The Corner

French Elections: Silver Lining Edition

Over at the Wall Street Journal, their Global View columnist Bret Stephens has a very good piece on the French elections. Like many of us, I suppose, Stephens is amazed to see that French voters not only turned out en masse, but come May 6 (the second round of the elections) they will likely elect Socialist party challenger François Hollande. Obviously, President Sarkozy’s record has a lot to do with the situation (I would like to point out that, in spite the Sarkozy fever that reigned in American at the time of his elections five years ago, I had predicted that he would not deliver on his promises.)

Stephens writes:

Still, the mystery of France is how a nation can witness what happens to countries that live beyond their means and yet insist on living beyond its means. France’s debt-to-GDP ratio will rise to 90% this year from 59% a decade ago. It spends more of its GDP on welfare payments (28.4%) than any other state in the developed world. It has an employment rate of 62.8%, as compared to Germany’s 76.5% or Switzerland’s 82.9%.

These sorts of statistics may have been obscure before the economic crisis, when politics could still be the art of not making choices. Today you would need earplugs, a helmet and a burqa for the message not to get through. Nations, like people, cannot spend too much more than they make; otherwise they can lose their creditworthiness and go broke. Competition in a global economy is a reality, not an option. Wealth cannot be transferred if transfers also destroy wealth. Rich people can always take their money (and their tax payments) elsewhere. The “trade-off” between work and leisure is ultimately a choice between wealth and poverty.

Good question. The whole piece is very much worth reading. The dynamic described is puzzling and it is even depressing. However, I would like to provide one reason to be optimistic (or at least not super depressed) about this elections (Mom, are you listening?). When I think about the countries that have managed to engage in true reforms, many of them were led by left-leaning parties. Take Canada for instance. It’s the country’s Liberal Party that reduced the debt to GDP ratio from 67 percent to 29 percent in a few years by cutting spending in absolute terms and engaging in serious structural reforms. And, while it’s not exactly the same, during his two terms as president, Bill Clinton kept the size of government in check in a way Republicans didn’t when they were in control, and he managed to get welfare reform through.

Somehow, it may be easier to talk about controlling Medicare when you are a Democrat than when you are a Republican.

My colleague Matt Mitchell made that the same point a few months ago when he wrote that maybe all we needed in the US to finally reform Social Security, Medicare and Medicaid was a super Democrat. He pointed to some academic research:

And one piece of evidence for this is a 2004 paper in the Journal of Public Economics by the economist José Tavares. He writes:

In a panel of large fiscal adjustments in OECD countries during the last 40 years, we find evidence that left-wing and right-wing cabinets are partisan: the left tends to reduce the deficit by raising tax revenues while the right relies mostly on spending cuts. Our testable hypothesis is that cabinets can signal commitment by undertaking fiscal adjustments in ways that are not favored by their constituencies. In other words, the left gains credibility when it cuts spending while the right becomes more credible when it increases tax revenues. Probit estimates of the determinants of persistence in fiscal adjustments confirm that spending cuts by the left and tax increases by the right are associated with persistent adjustments.
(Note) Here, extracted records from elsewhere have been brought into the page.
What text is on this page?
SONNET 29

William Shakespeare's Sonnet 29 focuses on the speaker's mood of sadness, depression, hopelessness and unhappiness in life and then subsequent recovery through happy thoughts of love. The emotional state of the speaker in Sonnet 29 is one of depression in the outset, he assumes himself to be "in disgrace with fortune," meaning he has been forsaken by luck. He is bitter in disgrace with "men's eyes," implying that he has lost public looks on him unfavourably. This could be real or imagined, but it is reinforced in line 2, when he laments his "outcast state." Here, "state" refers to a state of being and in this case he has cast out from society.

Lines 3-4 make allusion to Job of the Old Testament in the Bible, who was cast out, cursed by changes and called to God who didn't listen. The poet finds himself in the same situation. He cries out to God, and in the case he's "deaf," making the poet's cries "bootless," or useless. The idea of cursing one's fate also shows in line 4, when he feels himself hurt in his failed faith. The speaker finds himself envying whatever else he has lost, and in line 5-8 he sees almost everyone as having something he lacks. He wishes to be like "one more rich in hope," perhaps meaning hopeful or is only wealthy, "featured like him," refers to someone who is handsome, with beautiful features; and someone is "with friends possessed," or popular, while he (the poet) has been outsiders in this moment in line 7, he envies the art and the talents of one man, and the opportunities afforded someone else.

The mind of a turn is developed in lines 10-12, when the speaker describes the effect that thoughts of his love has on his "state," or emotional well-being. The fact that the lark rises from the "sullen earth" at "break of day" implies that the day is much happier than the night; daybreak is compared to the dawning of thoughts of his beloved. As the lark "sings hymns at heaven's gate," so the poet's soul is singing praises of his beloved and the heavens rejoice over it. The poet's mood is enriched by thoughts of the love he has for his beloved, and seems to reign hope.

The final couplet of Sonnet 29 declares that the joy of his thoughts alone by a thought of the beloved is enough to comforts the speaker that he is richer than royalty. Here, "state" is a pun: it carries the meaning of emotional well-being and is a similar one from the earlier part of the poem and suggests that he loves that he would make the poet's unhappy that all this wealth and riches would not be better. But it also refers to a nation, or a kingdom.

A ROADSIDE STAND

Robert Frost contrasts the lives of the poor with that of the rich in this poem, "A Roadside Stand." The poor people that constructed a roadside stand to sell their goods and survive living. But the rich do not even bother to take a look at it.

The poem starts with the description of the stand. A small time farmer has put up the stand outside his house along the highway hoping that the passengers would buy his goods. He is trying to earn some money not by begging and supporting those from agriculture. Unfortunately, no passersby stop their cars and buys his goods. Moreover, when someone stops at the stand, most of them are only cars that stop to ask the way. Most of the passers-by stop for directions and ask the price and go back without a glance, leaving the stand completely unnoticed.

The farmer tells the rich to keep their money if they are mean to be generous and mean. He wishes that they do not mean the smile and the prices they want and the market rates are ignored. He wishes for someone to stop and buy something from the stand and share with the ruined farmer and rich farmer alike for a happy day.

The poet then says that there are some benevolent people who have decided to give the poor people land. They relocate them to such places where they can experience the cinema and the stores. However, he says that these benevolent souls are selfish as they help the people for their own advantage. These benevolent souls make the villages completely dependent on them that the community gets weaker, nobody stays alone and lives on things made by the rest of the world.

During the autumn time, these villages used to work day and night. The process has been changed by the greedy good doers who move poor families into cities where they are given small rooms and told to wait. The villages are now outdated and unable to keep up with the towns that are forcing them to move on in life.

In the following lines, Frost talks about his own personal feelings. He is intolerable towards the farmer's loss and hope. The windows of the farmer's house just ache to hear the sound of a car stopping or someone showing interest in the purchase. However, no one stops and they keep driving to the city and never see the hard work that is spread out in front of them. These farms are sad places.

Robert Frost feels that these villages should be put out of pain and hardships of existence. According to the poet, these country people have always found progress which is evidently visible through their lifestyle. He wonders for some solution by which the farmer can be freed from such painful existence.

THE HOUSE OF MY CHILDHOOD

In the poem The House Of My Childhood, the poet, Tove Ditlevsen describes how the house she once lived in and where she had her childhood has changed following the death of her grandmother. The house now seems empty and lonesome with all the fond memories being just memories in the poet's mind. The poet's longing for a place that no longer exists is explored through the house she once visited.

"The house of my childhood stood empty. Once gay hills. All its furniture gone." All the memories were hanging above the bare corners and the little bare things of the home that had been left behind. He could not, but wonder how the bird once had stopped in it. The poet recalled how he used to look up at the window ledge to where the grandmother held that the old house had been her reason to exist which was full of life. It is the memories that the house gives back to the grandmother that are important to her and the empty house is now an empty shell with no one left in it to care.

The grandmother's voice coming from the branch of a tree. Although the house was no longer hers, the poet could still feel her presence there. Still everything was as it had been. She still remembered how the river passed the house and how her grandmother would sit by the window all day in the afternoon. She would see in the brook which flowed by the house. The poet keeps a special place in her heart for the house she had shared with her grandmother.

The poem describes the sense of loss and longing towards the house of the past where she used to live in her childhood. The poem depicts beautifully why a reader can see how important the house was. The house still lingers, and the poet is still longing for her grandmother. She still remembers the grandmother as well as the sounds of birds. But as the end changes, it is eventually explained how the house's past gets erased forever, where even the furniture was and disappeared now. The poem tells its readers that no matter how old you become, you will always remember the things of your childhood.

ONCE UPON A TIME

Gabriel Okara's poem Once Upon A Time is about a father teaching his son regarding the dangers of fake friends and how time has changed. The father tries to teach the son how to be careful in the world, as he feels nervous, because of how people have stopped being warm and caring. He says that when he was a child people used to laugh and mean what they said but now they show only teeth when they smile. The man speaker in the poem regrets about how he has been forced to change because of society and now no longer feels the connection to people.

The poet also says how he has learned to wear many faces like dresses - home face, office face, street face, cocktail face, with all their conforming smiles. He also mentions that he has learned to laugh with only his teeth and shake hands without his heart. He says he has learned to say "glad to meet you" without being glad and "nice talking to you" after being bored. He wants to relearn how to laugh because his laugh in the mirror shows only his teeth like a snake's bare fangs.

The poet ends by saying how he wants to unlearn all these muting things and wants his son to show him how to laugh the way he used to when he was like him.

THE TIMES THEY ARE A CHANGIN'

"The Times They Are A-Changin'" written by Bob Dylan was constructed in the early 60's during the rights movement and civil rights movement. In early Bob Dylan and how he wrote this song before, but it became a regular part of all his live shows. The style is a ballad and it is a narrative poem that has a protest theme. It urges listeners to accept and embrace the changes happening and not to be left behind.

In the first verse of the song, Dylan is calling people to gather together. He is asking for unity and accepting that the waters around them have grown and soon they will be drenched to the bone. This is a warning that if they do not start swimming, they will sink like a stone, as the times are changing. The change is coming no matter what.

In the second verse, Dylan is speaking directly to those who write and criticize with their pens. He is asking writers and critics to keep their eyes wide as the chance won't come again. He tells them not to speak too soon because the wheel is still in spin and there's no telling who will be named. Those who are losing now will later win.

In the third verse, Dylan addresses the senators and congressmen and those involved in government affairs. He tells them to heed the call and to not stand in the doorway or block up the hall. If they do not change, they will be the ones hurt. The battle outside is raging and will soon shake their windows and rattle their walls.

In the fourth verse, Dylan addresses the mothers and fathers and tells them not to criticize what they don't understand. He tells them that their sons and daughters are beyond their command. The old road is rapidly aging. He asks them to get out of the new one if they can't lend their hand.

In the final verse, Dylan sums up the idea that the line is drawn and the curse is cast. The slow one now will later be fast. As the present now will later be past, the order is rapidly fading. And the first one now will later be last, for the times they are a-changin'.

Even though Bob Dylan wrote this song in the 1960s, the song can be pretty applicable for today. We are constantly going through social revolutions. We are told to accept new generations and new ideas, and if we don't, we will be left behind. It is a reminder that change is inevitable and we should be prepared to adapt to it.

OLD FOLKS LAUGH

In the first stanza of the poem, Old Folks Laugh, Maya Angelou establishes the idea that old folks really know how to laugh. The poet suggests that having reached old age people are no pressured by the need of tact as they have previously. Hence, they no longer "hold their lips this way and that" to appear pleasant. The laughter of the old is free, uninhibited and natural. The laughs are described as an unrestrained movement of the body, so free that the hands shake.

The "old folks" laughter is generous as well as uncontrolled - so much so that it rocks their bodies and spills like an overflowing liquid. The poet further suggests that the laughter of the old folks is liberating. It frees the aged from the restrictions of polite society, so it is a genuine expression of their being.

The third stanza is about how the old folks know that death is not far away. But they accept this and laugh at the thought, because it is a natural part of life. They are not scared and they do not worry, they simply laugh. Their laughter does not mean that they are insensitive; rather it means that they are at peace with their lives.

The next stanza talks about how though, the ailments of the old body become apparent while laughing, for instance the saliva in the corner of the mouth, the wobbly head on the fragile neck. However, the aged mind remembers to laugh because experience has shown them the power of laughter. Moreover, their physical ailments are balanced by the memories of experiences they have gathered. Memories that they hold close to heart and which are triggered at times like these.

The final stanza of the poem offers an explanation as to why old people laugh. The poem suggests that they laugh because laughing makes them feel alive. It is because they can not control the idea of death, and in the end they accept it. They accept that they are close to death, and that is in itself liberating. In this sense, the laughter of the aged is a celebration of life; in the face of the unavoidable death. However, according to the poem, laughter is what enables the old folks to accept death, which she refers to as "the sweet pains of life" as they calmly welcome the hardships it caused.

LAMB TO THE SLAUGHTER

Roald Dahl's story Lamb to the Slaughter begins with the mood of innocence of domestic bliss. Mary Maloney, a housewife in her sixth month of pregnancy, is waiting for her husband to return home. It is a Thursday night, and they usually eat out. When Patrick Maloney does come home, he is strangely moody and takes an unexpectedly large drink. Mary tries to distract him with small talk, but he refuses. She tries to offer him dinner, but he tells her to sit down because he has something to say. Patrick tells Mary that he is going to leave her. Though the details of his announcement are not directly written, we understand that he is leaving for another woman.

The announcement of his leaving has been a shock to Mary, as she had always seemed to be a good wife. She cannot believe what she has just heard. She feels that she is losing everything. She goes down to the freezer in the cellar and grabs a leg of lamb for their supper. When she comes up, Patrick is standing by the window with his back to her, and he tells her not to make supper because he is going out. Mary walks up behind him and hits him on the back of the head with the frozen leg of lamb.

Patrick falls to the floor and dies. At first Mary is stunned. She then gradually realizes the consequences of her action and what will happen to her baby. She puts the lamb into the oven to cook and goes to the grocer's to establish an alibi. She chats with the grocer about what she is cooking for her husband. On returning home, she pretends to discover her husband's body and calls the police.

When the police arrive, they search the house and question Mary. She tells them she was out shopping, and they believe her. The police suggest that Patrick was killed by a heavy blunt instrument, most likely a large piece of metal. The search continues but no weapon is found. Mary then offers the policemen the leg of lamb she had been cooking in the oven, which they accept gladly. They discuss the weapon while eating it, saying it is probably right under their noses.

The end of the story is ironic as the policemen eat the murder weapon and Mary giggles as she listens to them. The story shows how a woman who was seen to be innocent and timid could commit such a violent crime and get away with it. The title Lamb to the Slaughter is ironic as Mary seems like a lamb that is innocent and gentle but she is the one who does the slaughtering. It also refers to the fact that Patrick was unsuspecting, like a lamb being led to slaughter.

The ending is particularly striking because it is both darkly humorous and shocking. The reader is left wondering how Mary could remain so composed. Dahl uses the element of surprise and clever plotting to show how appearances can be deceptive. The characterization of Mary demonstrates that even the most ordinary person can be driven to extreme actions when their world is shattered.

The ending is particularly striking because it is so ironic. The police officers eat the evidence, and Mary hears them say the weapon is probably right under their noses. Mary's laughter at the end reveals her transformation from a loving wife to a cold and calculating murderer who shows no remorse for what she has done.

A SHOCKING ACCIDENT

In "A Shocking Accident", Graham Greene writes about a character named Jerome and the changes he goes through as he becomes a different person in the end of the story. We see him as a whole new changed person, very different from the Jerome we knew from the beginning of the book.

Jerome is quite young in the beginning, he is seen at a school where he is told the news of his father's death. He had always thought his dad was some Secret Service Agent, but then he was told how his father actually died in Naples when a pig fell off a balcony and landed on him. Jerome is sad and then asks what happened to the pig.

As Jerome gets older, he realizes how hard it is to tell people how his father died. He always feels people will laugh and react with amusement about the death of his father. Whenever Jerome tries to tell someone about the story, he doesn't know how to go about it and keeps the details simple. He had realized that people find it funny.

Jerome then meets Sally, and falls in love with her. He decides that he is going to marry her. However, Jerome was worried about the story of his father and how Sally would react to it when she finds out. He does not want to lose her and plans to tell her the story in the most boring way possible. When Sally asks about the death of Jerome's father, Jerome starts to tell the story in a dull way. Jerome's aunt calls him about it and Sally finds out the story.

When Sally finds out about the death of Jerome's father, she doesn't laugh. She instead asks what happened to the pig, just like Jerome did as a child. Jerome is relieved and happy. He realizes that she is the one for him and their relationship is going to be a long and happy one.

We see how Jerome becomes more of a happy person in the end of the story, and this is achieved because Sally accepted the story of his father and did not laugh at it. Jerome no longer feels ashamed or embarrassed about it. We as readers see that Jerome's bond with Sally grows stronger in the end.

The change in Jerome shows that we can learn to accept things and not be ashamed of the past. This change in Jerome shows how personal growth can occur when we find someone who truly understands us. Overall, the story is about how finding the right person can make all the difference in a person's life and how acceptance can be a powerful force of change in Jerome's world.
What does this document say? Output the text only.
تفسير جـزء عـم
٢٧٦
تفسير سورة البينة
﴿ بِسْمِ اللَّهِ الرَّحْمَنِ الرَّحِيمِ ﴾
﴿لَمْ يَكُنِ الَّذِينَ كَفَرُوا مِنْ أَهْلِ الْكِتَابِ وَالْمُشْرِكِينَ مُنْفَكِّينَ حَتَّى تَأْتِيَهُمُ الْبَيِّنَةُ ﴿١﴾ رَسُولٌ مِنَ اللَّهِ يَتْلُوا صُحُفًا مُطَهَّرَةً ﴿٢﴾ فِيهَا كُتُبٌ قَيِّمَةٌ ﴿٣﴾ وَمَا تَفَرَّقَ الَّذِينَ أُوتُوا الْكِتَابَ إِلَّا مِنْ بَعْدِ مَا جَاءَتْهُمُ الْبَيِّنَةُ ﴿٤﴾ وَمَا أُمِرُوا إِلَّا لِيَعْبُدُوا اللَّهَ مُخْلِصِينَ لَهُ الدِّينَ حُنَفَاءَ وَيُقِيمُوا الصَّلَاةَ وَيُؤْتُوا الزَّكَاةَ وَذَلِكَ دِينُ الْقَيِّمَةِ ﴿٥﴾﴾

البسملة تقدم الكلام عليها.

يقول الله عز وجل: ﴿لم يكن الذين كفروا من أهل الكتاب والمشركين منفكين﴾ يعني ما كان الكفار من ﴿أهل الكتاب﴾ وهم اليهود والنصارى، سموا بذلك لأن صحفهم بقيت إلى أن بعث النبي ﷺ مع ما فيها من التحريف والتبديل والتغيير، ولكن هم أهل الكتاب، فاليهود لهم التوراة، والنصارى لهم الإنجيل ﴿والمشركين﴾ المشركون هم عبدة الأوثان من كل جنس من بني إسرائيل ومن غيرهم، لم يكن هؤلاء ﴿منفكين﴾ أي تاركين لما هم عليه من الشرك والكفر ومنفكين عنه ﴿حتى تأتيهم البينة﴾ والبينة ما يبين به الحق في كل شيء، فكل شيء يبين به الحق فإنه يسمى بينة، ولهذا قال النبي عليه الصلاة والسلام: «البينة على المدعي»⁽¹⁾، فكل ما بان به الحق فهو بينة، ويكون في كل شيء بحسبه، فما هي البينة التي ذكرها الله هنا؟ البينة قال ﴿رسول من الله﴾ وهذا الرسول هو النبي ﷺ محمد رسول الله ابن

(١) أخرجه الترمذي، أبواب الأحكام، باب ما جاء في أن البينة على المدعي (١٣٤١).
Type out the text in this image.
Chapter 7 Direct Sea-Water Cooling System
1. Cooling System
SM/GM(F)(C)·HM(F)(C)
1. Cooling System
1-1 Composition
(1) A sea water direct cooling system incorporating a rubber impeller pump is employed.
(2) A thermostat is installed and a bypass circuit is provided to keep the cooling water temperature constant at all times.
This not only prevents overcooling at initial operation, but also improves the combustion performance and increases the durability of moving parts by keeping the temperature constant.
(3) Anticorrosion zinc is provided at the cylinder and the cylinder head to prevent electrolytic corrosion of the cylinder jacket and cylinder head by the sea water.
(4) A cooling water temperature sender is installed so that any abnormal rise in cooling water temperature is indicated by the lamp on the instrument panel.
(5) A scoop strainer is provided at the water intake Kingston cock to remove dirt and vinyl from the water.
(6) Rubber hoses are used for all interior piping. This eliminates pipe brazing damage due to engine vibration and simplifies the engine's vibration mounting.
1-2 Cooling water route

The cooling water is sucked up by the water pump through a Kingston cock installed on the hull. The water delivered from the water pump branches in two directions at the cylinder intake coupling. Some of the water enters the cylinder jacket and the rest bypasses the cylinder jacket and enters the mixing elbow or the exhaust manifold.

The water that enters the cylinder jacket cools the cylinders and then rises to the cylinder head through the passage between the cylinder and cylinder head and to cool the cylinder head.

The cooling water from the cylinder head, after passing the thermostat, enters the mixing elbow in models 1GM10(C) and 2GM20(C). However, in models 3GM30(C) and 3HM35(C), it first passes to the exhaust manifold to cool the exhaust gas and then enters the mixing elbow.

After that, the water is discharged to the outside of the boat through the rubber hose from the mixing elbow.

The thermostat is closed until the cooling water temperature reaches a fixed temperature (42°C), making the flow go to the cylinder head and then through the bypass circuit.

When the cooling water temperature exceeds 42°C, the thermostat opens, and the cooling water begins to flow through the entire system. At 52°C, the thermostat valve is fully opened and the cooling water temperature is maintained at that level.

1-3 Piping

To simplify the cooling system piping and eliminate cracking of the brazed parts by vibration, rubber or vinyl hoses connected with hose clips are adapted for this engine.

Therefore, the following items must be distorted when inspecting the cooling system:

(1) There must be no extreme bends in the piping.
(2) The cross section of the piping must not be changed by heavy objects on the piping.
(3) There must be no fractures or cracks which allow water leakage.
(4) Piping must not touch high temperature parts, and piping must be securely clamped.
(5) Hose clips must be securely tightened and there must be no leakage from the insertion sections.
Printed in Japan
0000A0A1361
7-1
So if it is spending cuts that we need, then these cuts are likely to be more sustainable (“persistent”) if they are executed by a left-leaning government.

So here is my “the glass is half full” outlook for France: Yes, the French will probably elect a Socialist. Yes, he will try to implement many bad policies. But at some point it will become obvious that there is no way to further avoid reforming the labor market, the social programs, and the tax system, or to avoid reducing spending. When that time comes (hopefully not too late), it may be easier for Hollande to push these reforms through than it would be for a free-market president (note that there were no free market candidate on the menu in France this time around), to make the French accept the reforms.

Now, I am going to keep my fingers crossed that I am right about this because, otherwise, the French are doomed.

By the way, one necessary condition for this theory to work is that the country must have a sense that there is no option left but to reform. That doesn’t apply to the U.S. While we do have a Democrat in the White House, there are still enough people in Congress, in the media, and across the country who believe that the U.S. will be just fine if we finally cut foreign-aid spending.

Veronique de Rugy is a senior research fellow at the Mercatus Center at George Mason University.